É verdade que os estudos vão durar dois anos?
Sim, o projeto inicial é de dois anos, e quem está financiando é a FAPESP. Um projeto específico foi aprovado pelo CNPq. Espero que traga um retorno direto a eles. Vários pesquisadores estão envolvidos no projeto, no trabalho com as células dos pacientes de Araras.

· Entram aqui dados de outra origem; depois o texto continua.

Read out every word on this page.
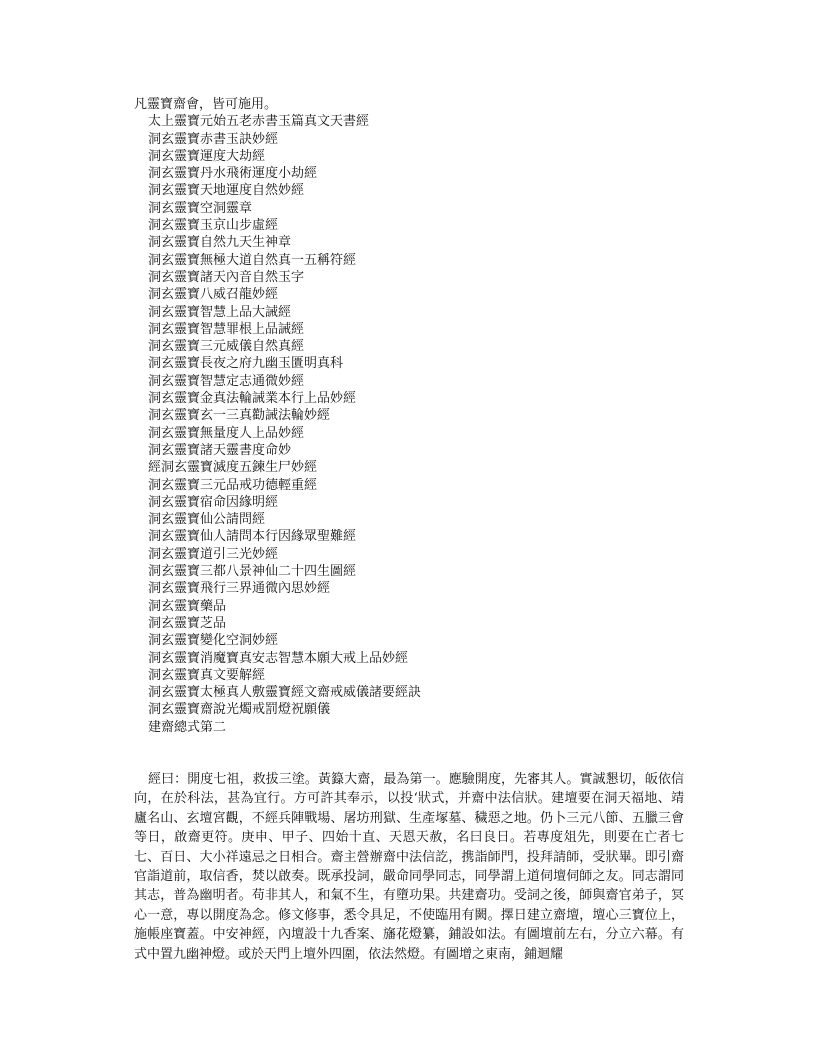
凡靈寶齋會，皆可施用。
太上靈寶元始五老赤書玉篇真文天書經
洞玄靈寶赤書玉訣妙經
洞玄靈寶運度大劫經
洞玄靈寶丹水飛術運度小劫經
洞玄靈寶天地運度自然妙經
洞玄靈寶空洞靈章
洞玄靈寶玉京山步虛經
洞玄靈寶自然九天生神章
洞玄靈寶無極大道自然真一五稱符經
洞玄靈寶諸天內音自然玉字
洞玄靈寶八威召龍妙經
洞玄靈寶智慧上品大誡經
洞玄靈寶智慧罪根上品誡經
洞玄靈寶三元威儀自然真經
洞玄靈寶長夜之府九幽玉匱明真科
洞玄靈寶智慧定志通微妙經
洞玄靈寶金真法輪誡業本行上品妙經
洞玄靈寶玄一三真勸誡法輪妙經
洞玄靈寶無量度人上品妙經
洞玄靈寶諸天靈書度命妙
經洞玄靈寶滅度五鍊生尸妙經
洞玄靈寶三元品戒功德輕重經
洞玄靈寶宿命因緣明經
洞玄靈寶仙公請問經
洞玄靈寶仙人請問本行因緣眾聖難經
洞玄靈寶道引三光妙經
洞玄靈寶三都八景神仙二十四生圖經
洞玄靈寶飛行三界通微內思妙經
洞玄靈寶藥品
洞玄靈寶芝品
洞玄靈寶變化空洞妙經
洞玄靈寶消魔寶真安志智慧本願大戒上品妙經
洞玄靈寶真文要解經
洞玄靈寶太極真人敷靈寶經文齋戒威儀諸要經訣
洞玄靈寶齋說光燭戒罰燈祝願儀
建齋總式第二
經曰：開度七祖，救拔三塗。黃籙大齋，最為第一。應驗開度，先審其人。實誠懇切，皈依信向，在於科法，甚為宜行。方可許其奉示，以投‘狀式，并齋中法信狀。建壇要在洞天福地、靖廬名山、玄壇宮觀，不經兵陣戰場、屠坊刑獄、生產塚墓、穢惡之地。仍卜三元八節、五臘三會等日，啟齋更符。庚申、甲子、四始十直、天恩天赦，名曰良日。若專度俎先，則要在亡者七七、百日、大小祥遠忌之日相合。齋主營辦齋中法信訖，携詣師門，投拜請師，受狀畢。即引齋官詣道前，取信香，焚以啟奏。既承投詞，嚴命同學同志，同學謂上道伺壇伺師之友。同志謂同其志，普為幽明者。苟非其人，和氣不生，有墮功果。共建齋功。受詞之後，師與齋官弟子，冥心一意，專以開度為念。修文修事，悉令具足，不使臨用有闕。擇日建立齋壇，壇心三寶位上，施帳座寶蓋。中安神經，內壇設十九香案、旛花燈纂，鋪設如法。有圖壇前左右，分立六幕。有式中置九幽神燈。或於天門上壇外四圍，依法然燈。有圖增之東南，鋪迴耀
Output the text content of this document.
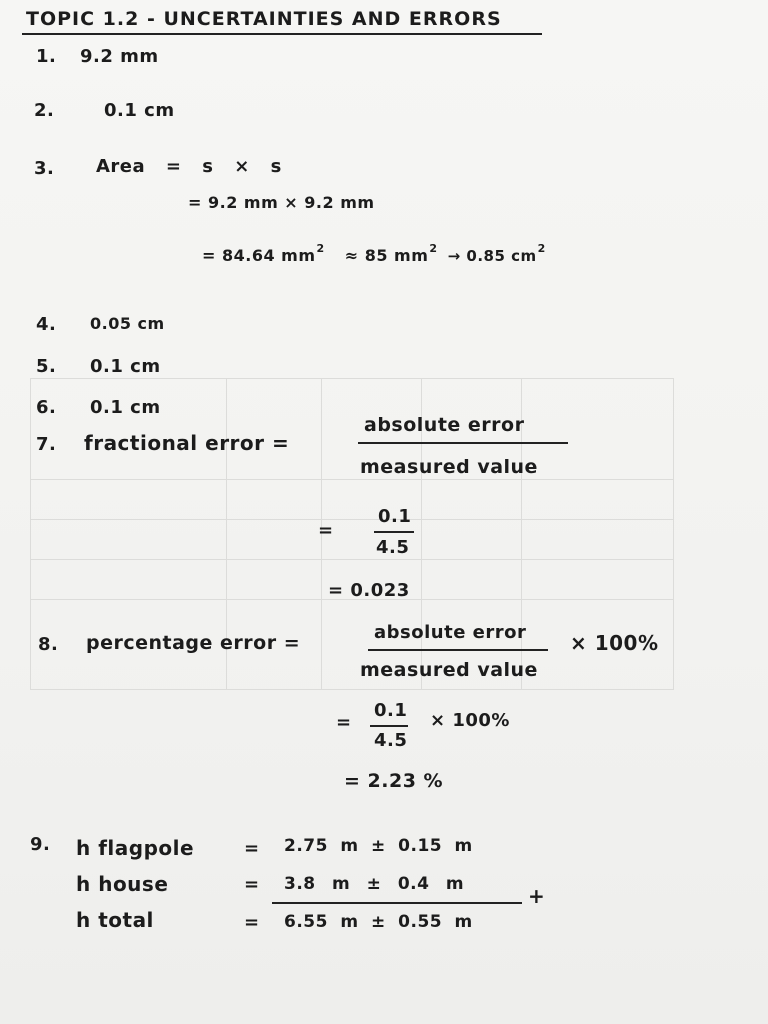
TOPIC 1.2 - UNCERTAINTIES AND ERRORS
1. 9.2 mm
2.	0.1 cm
3. Area = s × s
= 9.2 mm × 9.2 mm
= 84.64 $mm^2 \approx 85$ $mm^2 \to 0.85$ $cm^2$
4. 0.05 cm
5. 0.1 cm
6. 0.1 cm
7. fractional error =
absolute error
measured value
=
0.1
4.5
= 0.023
8. percentage error =	absolute error
measured value
× 100%
=
0.1
4.5
× 100%
= 2.23 %
9. h flagpole	= 2.75 m ± 0.15 m
h house	= 3.8 m ± 0.4 m	+
h total	= 6.55 m ± 0.55 m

Nós identificamos o gene mutado (de XP) em três famílias brasileiras, mas o ganho para os pacientes foi muito pequeno, infelizmente. No caso da comunidade de Araras, como o gene afeta muitas famílias, talvez o ganho seja um pouco maior, no sentido de ajudar as famílias a saber o que os aflige. O mais importante mesmo para eles é se proteger do sol. Espero que a sociedade ajude esses pacientes a se proteger. Eles precisam de cremes solares, o mais forte possível, fator 60 ou 100, receber tratamento dermatológico no local. Talvez até devam ser promovidos estágios de residência médica, com atendimento periódico a Araras. Eles precisam receber tratamento psicológico. No aconselhamento genético vamos colocar aos casais eventuais qual o risco genético.